Moving on… sometimes
Monday, April 21st, 2008I haven’t posted here for some time. It’s never far from my mind but I manage to keep it behind me… most of the time.
Our girls have been getting on with their lives for the most part, but periodically things come out. One has broken up with a boyfriend and we thought that this was at her instigation and she was happy but a few weeks ago she had a night out with workmates, too much to drink, and it all came flooding back to her. She did some things she would never normally do if she was sober - it scared both her father and me. We can thank God that it all turned out ok and she was protected.
Another daughter has gone back to counselling but she doesn’t share what about. Can’t help wondering if it’s all about this. She’s in her mid 20s, never had a boyfriend and her dad is the only male she’ll come close to. Doing her studies, trying to get work, it’s probably all crowding in on her.

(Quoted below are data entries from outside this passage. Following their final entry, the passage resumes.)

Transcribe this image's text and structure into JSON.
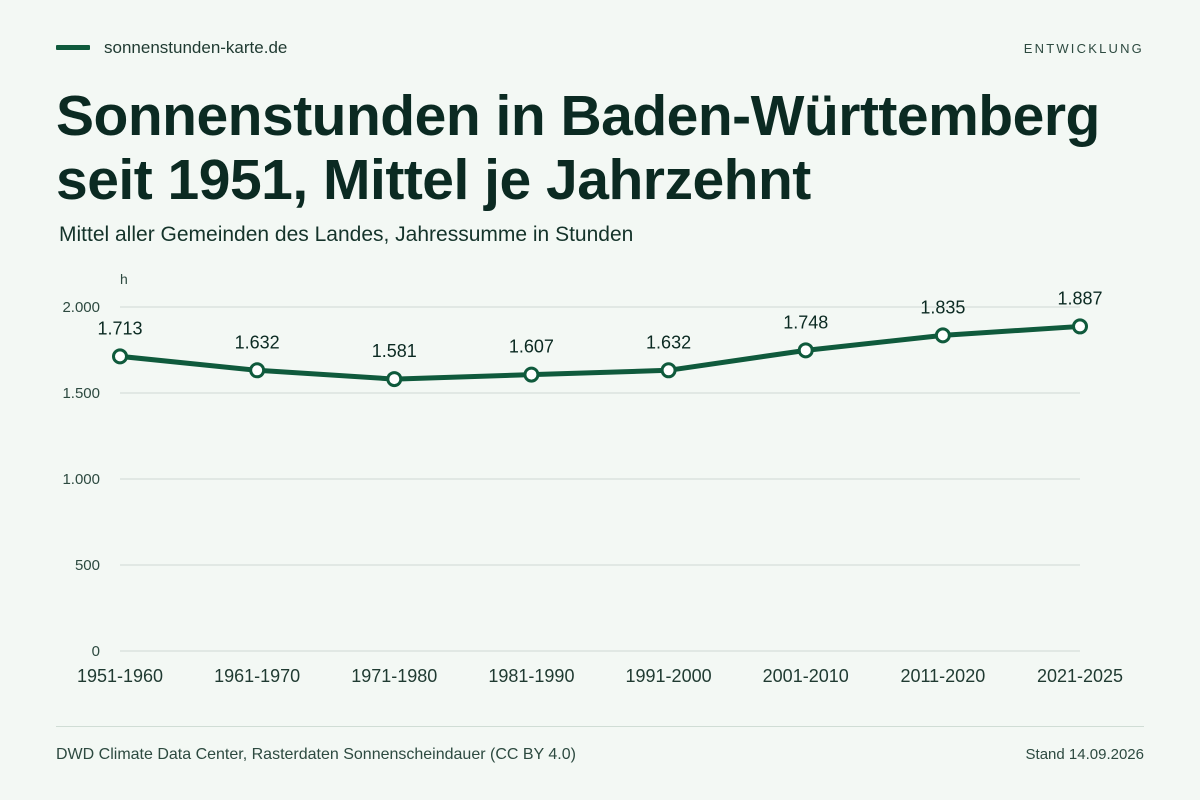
{
  "header": {
    "brand": "sonnenstunden-karte.de",
    "section_tag": "ENTWICKLUNG",
    "title": "Sonnenstunden in Baden-Württemberg seit 1951, Mittel je Jahrzehnt",
    "subtitle": "Mittel aller Gemeinden des Landes, Jahressumme in Stunden"
  },
  "footer": {
    "source": "DWD Climate Data Center, Rasterdaten Sonnenscheindauer (CC BY 4.0)",
    "stand": "Stand 14.09.2026"
  },
  "colors": {
    "line": "#0f5a3c",
    "grid": "#cfd9d3",
    "background": "#f3f8f4"
  },
  "chart_data": {
    "type": "line",
    "title": "Sonnenstunden in Baden-Württemberg seit 1951, Mittel je Jahrzehnt",
    "subtitle": "Mittel aller Gemeinden des Landes, Jahressumme in Stunden",
    "ylabel": "h",
    "xlabel": "",
    "categories": [
      "1951-1960",
      "1961-1970",
      "1971-1980",
      "1981-1990",
      "1991-2000",
      "2001-2010",
      "2011-2020",
      "2021-2025"
    ],
    "values": [
      1713,
      1632,
      1581,
      1607,
      1632,
      1748,
      1835,
      1887
    ],
    "value_labels": [
      "1.713",
      "1.632",
      "1.581",
      "1.607",
      "1.632",
      "1.748",
      "1.835",
      "1.887"
    ],
    "yticks": [
      0,
      500,
      1000,
      1500,
      2000
    ],
    "ytick_labels": [
      "0",
      "500",
      "1.000",
      "1.500",
      "2.000"
    ],
    "ylim": [
      0,
      2000
    ],
    "grid": true,
    "legend": false
  }
}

And the third seems happy in her work and social life but won’t let any guys get close. She has a mouth that tends to scare guys off - she can give back as good as they give and lots more. It will have to be a very caring, and patient man who captures her heart. She jokes about it all but underneath I can’t help thinking my father is responsible for this.
Our girls should have had normal happy teenage lives and in regular circumstances they should all have happy relationships too by now. Our other two daughters (one older, one younger) are both married and happy… and were not touched by my father. Kind of makes you think, doesn’t it?

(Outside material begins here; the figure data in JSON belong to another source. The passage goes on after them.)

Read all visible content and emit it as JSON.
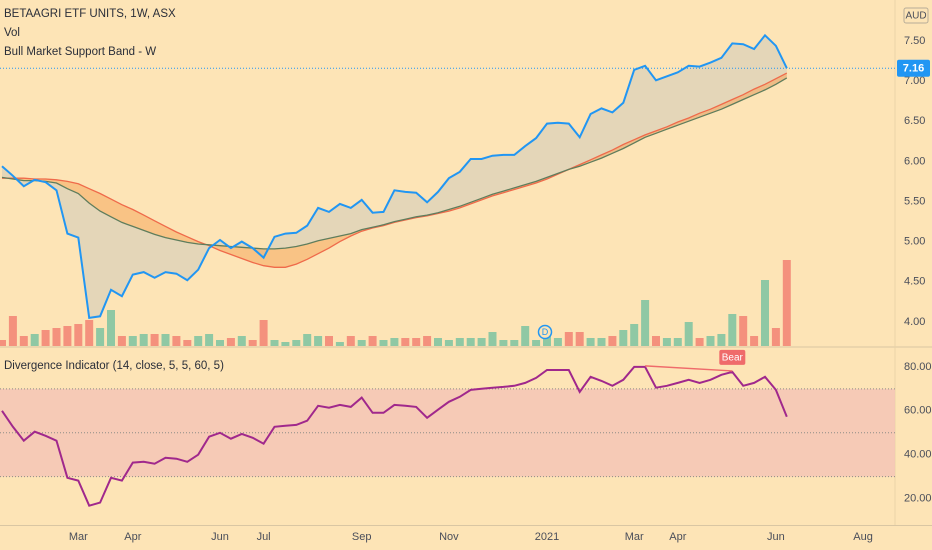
{
  "chart_data": [
    {
      "type": "line",
      "title": "BETAAGRI ETF UNITS, 1W, ASX",
      "currency": "AUD",
      "last_value_label": "7.16",
      "categories": [
        null,
        null,
        null,
        null,
        null,
        null,
        null,
        "Mar",
        null,
        null,
        null,
        null,
        "Apr",
        null,
        null,
        null,
        null,
        null,
        null,
        null,
        "Jun",
        null,
        null,
        null,
        "Jul",
        null,
        null,
        null,
        null,
        null,
        null,
        null,
        null,
        "Sep",
        null,
        null,
        null,
        null,
        null,
        null,
        null,
        "Nov",
        null,
        null,
        null,
        null,
        null,
        null,
        null,
        null,
        "2021",
        null,
        null,
        null,
        null,
        null,
        null,
        null,
        "Mar",
        null,
        null,
        null,
        "Apr",
        null,
        null,
        null,
        null,
        null,
        null,
        null,
        null,
        "Jun",
        null,
        null,
        null,
        null,
        null,
        null,
        null,
        "Aug"
      ],
      "ylim": [
        3.7,
        8.01
      ],
      "yticks": [
        {
          "value": 4,
          "label": "4.00"
        },
        {
          "value": 4.5,
          "label": "4.50"
        },
        {
          "value": 5,
          "label": "5.00"
        },
        {
          "value": 5.5,
          "label": "5.50"
        },
        {
          "value": 6,
          "label": "6.00"
        },
        {
          "value": 6.5,
          "label": "6.50"
        },
        {
          "value": 7,
          "label": "7.00"
        },
        {
          "value": 7.5,
          "label": "7.50"
        }
      ],
      "price": {
        "color": "#2196f3",
        "values": [
          5.94,
          5.82,
          5.69,
          5.77,
          5.74,
          5.64,
          5.1,
          5.05,
          4.05,
          4.07,
          4.4,
          4.32,
          4.59,
          4.62,
          4.55,
          4.62,
          4.6,
          4.52,
          4.65,
          4.92,
          5.02,
          4.92,
          5.0,
          4.92,
          4.8,
          5.06,
          5.1,
          5.11,
          5.2,
          5.42,
          5.37,
          5.47,
          5.42,
          5.52,
          5.36,
          5.37,
          5.64,
          5.62,
          5.61,
          5.49,
          5.62,
          5.79,
          5.87,
          6.03,
          6.03,
          6.07,
          6.08,
          6.08,
          6.19,
          6.29,
          6.47,
          6.48,
          6.47,
          6.3,
          6.59,
          6.66,
          6.61,
          6.73,
          7.14,
          7.19,
          7.01,
          7.06,
          7.11,
          7.19,
          7.18,
          7.23,
          7.29,
          7.47,
          7.46,
          7.4,
          7.57,
          7.44,
          7.16,
          null,
          null,
          null,
          null,
          null,
          null,
          null
        ]
      },
      "band": {
        "name": "Bull Market Support Band - W",
        "fill": "#f6a85c",
        "sma": {
          "color": "#ef6a4a",
          "values": [
            5.79,
            5.79,
            5.79,
            5.78,
            5.78,
            5.77,
            5.75,
            5.72,
            5.66,
            5.6,
            5.53,
            5.46,
            5.4,
            5.33,
            5.26,
            5.19,
            5.12,
            5.06,
            5.0,
            4.95,
            4.89,
            4.84,
            4.79,
            4.74,
            4.7,
            4.68,
            4.68,
            4.72,
            4.78,
            4.85,
            4.92,
            5.0,
            5.07,
            5.13,
            5.17,
            5.2,
            5.24,
            5.27,
            5.3,
            5.32,
            5.35,
            5.38,
            5.42,
            5.47,
            5.52,
            5.57,
            5.61,
            5.65,
            5.69,
            5.73,
            5.78,
            5.84,
            5.9,
            5.96,
            6.02,
            6.08,
            6.14,
            6.21,
            6.27,
            6.33,
            6.38,
            6.43,
            6.49,
            6.54,
            6.6,
            6.65,
            6.71,
            6.77,
            6.83,
            6.9,
            6.96,
            7.03,
            7.1,
            null,
            null,
            null,
            null,
            null,
            null,
            null
          ]
        },
        "ema": {
          "color": "#5f7d5c",
          "values": [
            5.8,
            5.78,
            5.76,
            5.76,
            5.75,
            5.73,
            5.66,
            5.6,
            5.48,
            5.38,
            5.31,
            5.24,
            5.19,
            5.14,
            5.09,
            5.05,
            5.02,
            4.99,
            4.97,
            4.96,
            4.95,
            4.94,
            4.93,
            4.92,
            4.91,
            4.91,
            4.92,
            4.94,
            4.97,
            5.01,
            5.04,
            5.07,
            5.1,
            5.15,
            5.18,
            5.21,
            5.25,
            5.28,
            5.31,
            5.33,
            5.36,
            5.4,
            5.44,
            5.49,
            5.54,
            5.59,
            5.63,
            5.67,
            5.71,
            5.75,
            5.8,
            5.85,
            5.9,
            5.94,
            5.99,
            6.04,
            6.1,
            6.16,
            6.23,
            6.3,
            6.35,
            6.4,
            6.45,
            6.5,
            6.55,
            6.6,
            6.65,
            6.71,
            6.77,
            6.83,
            6.89,
            6.96,
            7.04,
            null,
            null,
            null,
            null,
            null,
            null,
            null
          ]
        }
      },
      "volume": {
        "name": "Vol",
        "up_color": "#8fc8a4",
        "down_color": "#f4917d",
        "values": [
          6,
          30,
          10,
          12,
          16,
          18,
          20,
          22,
          26,
          18,
          36,
          10,
          10,
          12,
          12,
          12,
          10,
          6,
          10,
          12,
          6,
          8,
          10,
          6,
          26,
          6,
          4,
          6,
          12,
          10,
          10,
          4,
          10,
          6,
          10,
          6,
          8,
          8,
          8,
          10,
          8,
          6,
          8,
          8,
          8,
          14,
          6,
          6,
          20,
          6,
          10,
          8,
          14,
          14,
          8,
          8,
          10,
          16,
          22,
          46,
          10,
          8,
          8,
          24,
          8,
          10,
          12,
          32,
          30,
          10,
          66,
          18,
          86,
          null,
          null,
          null,
          null,
          null,
          null,
          null
        ]
      },
      "dividend_label": "D"
    },
    {
      "type": "line",
      "title": "Divergence Indicator (14, close, 5, 5, 60, 5)",
      "ylim": [
        8,
        88.6
      ],
      "yticks": [
        {
          "value": 20,
          "label": "20.00"
        },
        {
          "value": 40,
          "label": "40.00"
        },
        {
          "value": 60,
          "label": "60.00"
        },
        {
          "value": 80,
          "label": "80.00"
        }
      ],
      "bands": [
        30,
        70
      ],
      "midline": 50,
      "band_color": "#f5c6b6",
      "series": [
        {
          "color": "#a0288c",
          "values": [
            60,
            52.7,
            46.4,
            50.5,
            48.6,
            46.4,
            29.5,
            28.2,
            16.8,
            18.2,
            29.5,
            28.2,
            36.4,
            36.8,
            35.9,
            38.6,
            38.2,
            36.8,
            40,
            48.2,
            50,
            47.3,
            49.5,
            47.7,
            45,
            52.7,
            53.2,
            53.6,
            55.5,
            62.3,
            61.4,
            62.7,
            61.8,
            66,
            59.1,
            59.1,
            62.7,
            62.3,
            61.8,
            56.8,
            60.5,
            64.1,
            66.4,
            69.5,
            70,
            70.5,
            70.9,
            71.4,
            72.7,
            75,
            78.6,
            78.6,
            78.6,
            68.6,
            75.5,
            73.6,
            71.4,
            74.1,
            80,
            80,
            70.5,
            71.4,
            72.7,
            74.1,
            72.7,
            74.1,
            76.4,
            77.7,
            71.4,
            72.7,
            75.5,
            69.5,
            57.3,
            null,
            null,
            null,
            null,
            null,
            null,
            null
          ]
        }
      ],
      "divergence": {
        "label": "Bear",
        "color": "#ef6b6b"
      }
    }
  ]
}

Recent events with a group I belong to online has indicated someone like my father has been hanging around the group. It immediately conjours up all sorts of ideas and thoughts amongst others as the word gets around and immediately I begin to view every male on the list as suspicious. I know I shouldn’t but can’t help it. It’s the same when I’m out in the street and see older men walking or shuffling along - someone who could be in the same age group as my dad. I wonder if their grandkids were safe with them as my kids should have been with their’s.